Their return route was much more direct than their way out. They found the countryside deserted. Thin smoke rose from the direction of the village of Nan and this troubled her more than seeing villages merely abandoned. Were the Thaumaturgs burning as they went along? Yet why do that? To deter desertion? She hurried her pace.
It was past twilight when they entered familiar fields. Hanu motioned aside to the woods where Saeng most often used to hide to confer with the ghosts of the land. She went on alone. At least the village hadn’t been burned, yet most of the huts were dark where usually one or two lamps would be kept burning against the night. Their family hut was dark as well. Trash littered the yard and the reed door hung open.
‘Mother?’ she hissed. ‘Mother? Are you there?’
Inside was a mess. Looters, or soldiers, had come and gone. Anything of any possible value had been taken, as had every scrap of food. Through a window she saw that the small garden had been dug up and that the chickens and pigs were gone. Saeng searched her own feelings and found that she really didn’t care that the hut had been ransacked, or that her few meagre possessions had been taken. All that concerned her was her mother. Where was she? Was she all right?
She headed to the nearest light and found Mae Ran, one of the oldest of her neighbours, sitting on the wood steps leading up to her small hut. ‘Who is this?’ the old woman asked in a fearful quavering voice as Saeng came walking up. ‘Are you a ghost to trouble an old woman?’

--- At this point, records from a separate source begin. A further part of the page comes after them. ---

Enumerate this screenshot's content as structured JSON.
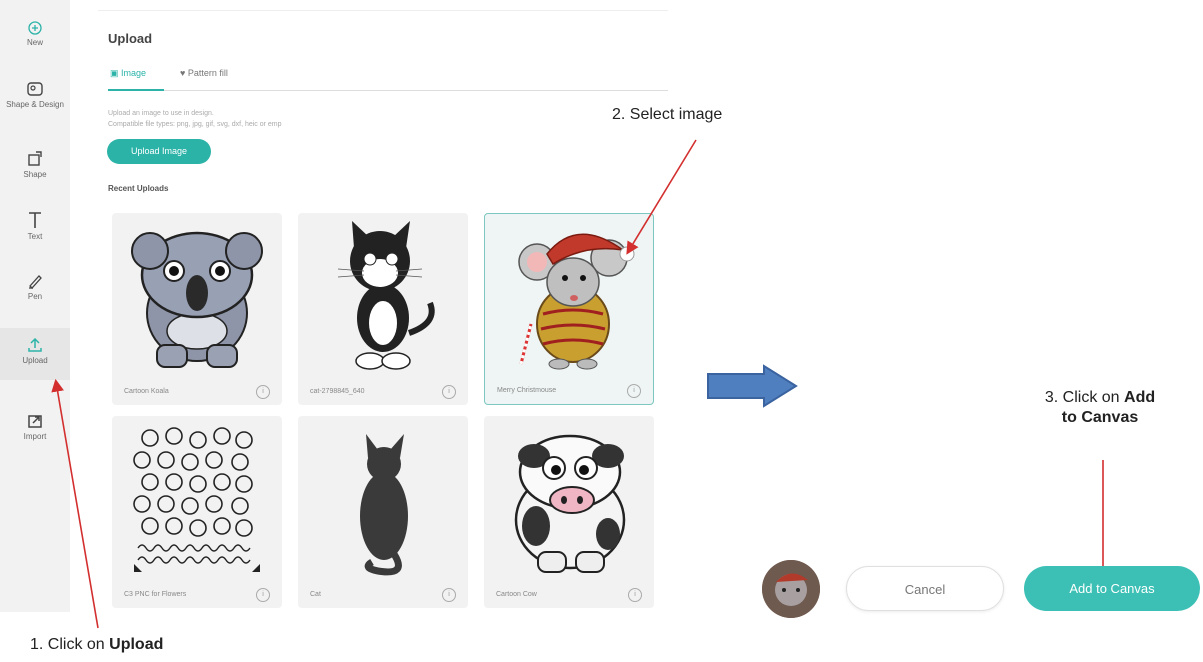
{
  "sidebar": {
    "items": [
      {
        "label": "New"
      },
      {
        "label": "Shape & Design"
      },
      {
        "label": "Shape"
      },
      {
        "label": "Text"
      },
      {
        "label": "Pen"
      },
      {
        "label": "Upload"
      },
      {
        "label": "Import"
      }
    ]
  },
  "panel": {
    "title": "Upload",
    "tabs": [
      {
        "label": "Image"
      },
      {
        "label": "Pattern fill"
      }
    ],
    "hint_line1": "Upload an image to use in design.",
    "hint_line2": "Compatible file types: png, jpg, gif, svg, dxf, heic or emp",
    "upload_button": "Upload Image",
    "recent_heading": "Recent Uploads",
    "cards": [
      {
        "label": "Cartoon Koala"
      },
      {
        "label": "cat-2798845_640"
      },
      {
        "label": "Merry Christmouse"
      },
      {
        "label": "C3 PNC for Flowers"
      },
      {
        "label": "Cat"
      },
      {
        "label": "Cartoon Cow"
      }
    ]
  },
  "actions": {
    "cancel_label": "Cancel",
    "add_label": "Add to Canvas"
  },
  "annotations": {
    "step1_prefix": "1. Click on ",
    "step1_bold": "Upload",
    "step2": "2. Select image",
    "step3_prefix": "3. Click on ",
    "step3_bold_a": "Add",
    "step3_bold_b": "to Canvas"
  },
  "colors": {
    "accent": "#2bb3a8",
    "annotation_arrow": "#d32f2f",
    "big_arrow": "#4f7fbf"
  }
}
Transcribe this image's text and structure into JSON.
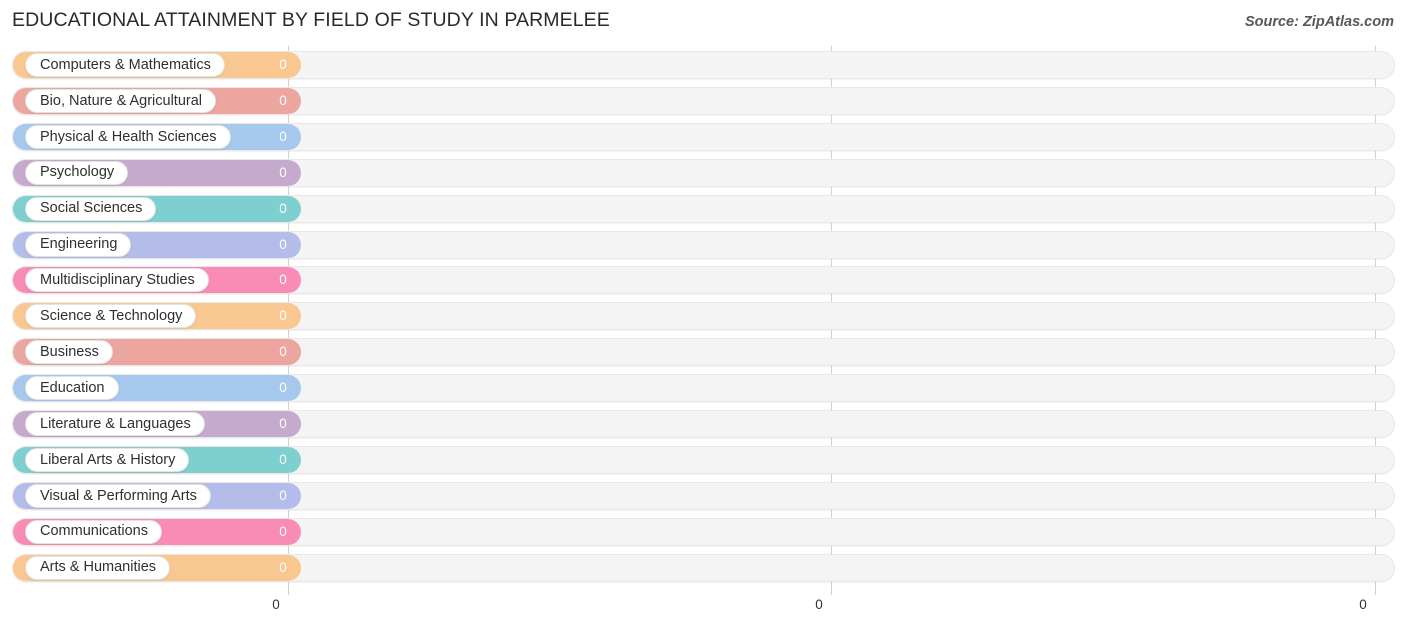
{
  "header": {
    "title": "EDUCATIONAL ATTAINMENT BY FIELD OF STUDY IN PARMELEE",
    "source": "Source: ZipAtlas.com"
  },
  "chart_data": {
    "type": "bar",
    "orientation": "horizontal",
    "title": "EDUCATIONAL ATTAINMENT BY FIELD OF STUDY IN PARMELEE",
    "xlabel": "",
    "ylabel": "",
    "xlim": [
      0,
      0
    ],
    "grid": true,
    "legend": "none",
    "axis_ticks": [
      "0",
      "0",
      "0"
    ],
    "categories": [
      "Computers & Mathematics",
      "Bio, Nature & Agricultural",
      "Physical & Health Sciences",
      "Psychology",
      "Social Sciences",
      "Engineering",
      "Multidisciplinary Studies",
      "Science & Technology",
      "Business",
      "Education",
      "Literature & Languages",
      "Liberal Arts & History",
      "Visual & Performing Arts",
      "Communications",
      "Arts & Humanities"
    ],
    "values": [
      0,
      0,
      0,
      0,
      0,
      0,
      0,
      0,
      0,
      0,
      0,
      0,
      0,
      0,
      0
    ],
    "value_labels": [
      "0",
      "0",
      "0",
      "0",
      "0",
      "0",
      "0",
      "0",
      "0",
      "0",
      "0",
      "0",
      "0",
      "0",
      "0"
    ],
    "colors": [
      "#f8c890",
      "#eda5a0",
      "#a6c8ec",
      "#c6aacd",
      "#7dd0cf",
      "#b4bdea",
      "#f98cb4",
      "#f9c890",
      "#eda5a0",
      "#a6c8ec",
      "#c6aacd",
      "#7dd0cf",
      "#b4bdea",
      "#f98cb4",
      "#f9c890"
    ]
  }
}
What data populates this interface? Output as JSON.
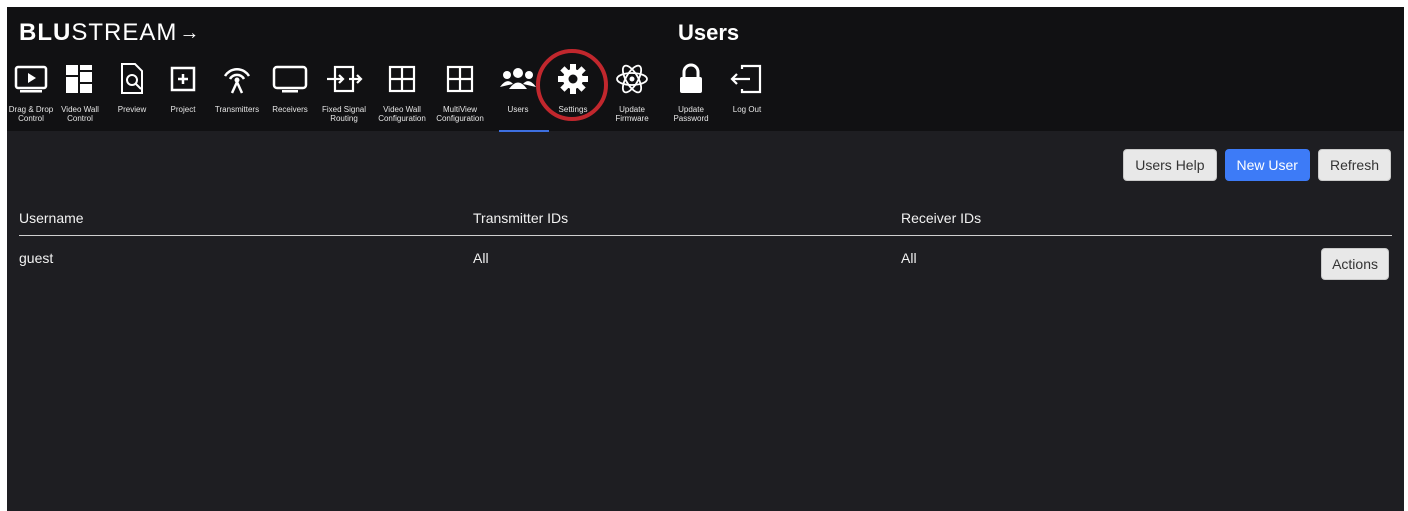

‘It is Saeng, Mae. What has happened here?’
‘What is that? Saeng, you say?’ The old woman squinted up at her. ‘Janath’s daughter?’
‘Yes. Where is she?’
‘Saeng? Back so soon?’
‘Back? What do you mean — back?’
‘Janath said you’d gone on a pilgrimage to some temple or other …’
Saeng pressed the heel of a hand to her forehead. Gods! Mother! ‘Well … I’m back. What happened?’
‘What happened?’ She waved a shaking hand to encompass the village. ‘The Thaumaturgs came and took what they wanted. Food, animals. The hale men and women. Only we elders and babes left now. Every decade it is so. It is as I have always said — no sense gathering too much wealth to yourself, for the gods will always send a plague to take it from you. If not our Thaumaturg masters, then locusts, or fire, or flood. Such is the lot of humanity …’
Gods, old woman! I did not ask for a sermon. ‘Thank you, Mae — yes. I agree. So, where is my mother? Is she well? Where did she go?’
Mae blinked up at her, confused, and Saeng saw her eyes clouded by the milky white of cataract and her heart wrenched. Ah! Ancients! I am too harsh. Who remains now to look after this elder? Or the others? Could they labour in the fields? Harvest bark from the trees to boil to quell the pangs of starvation? And the infants? Who shall mind them? The army of our masters obviously judged them too much a burden to be worth their effort. How dare I denounce them for it yet prove as heartless?
‘Go?’ the old woman repeated as though in wonder. ‘Why, nowhere. She is with Chana, her mother’s brother’s youngest.’
‘Ah! Aunt Chana. Thank you. You take care of yourself, Mae. Take care.’
The white orbs swung away. ‘We must hold to what we have, child. It is all there is.’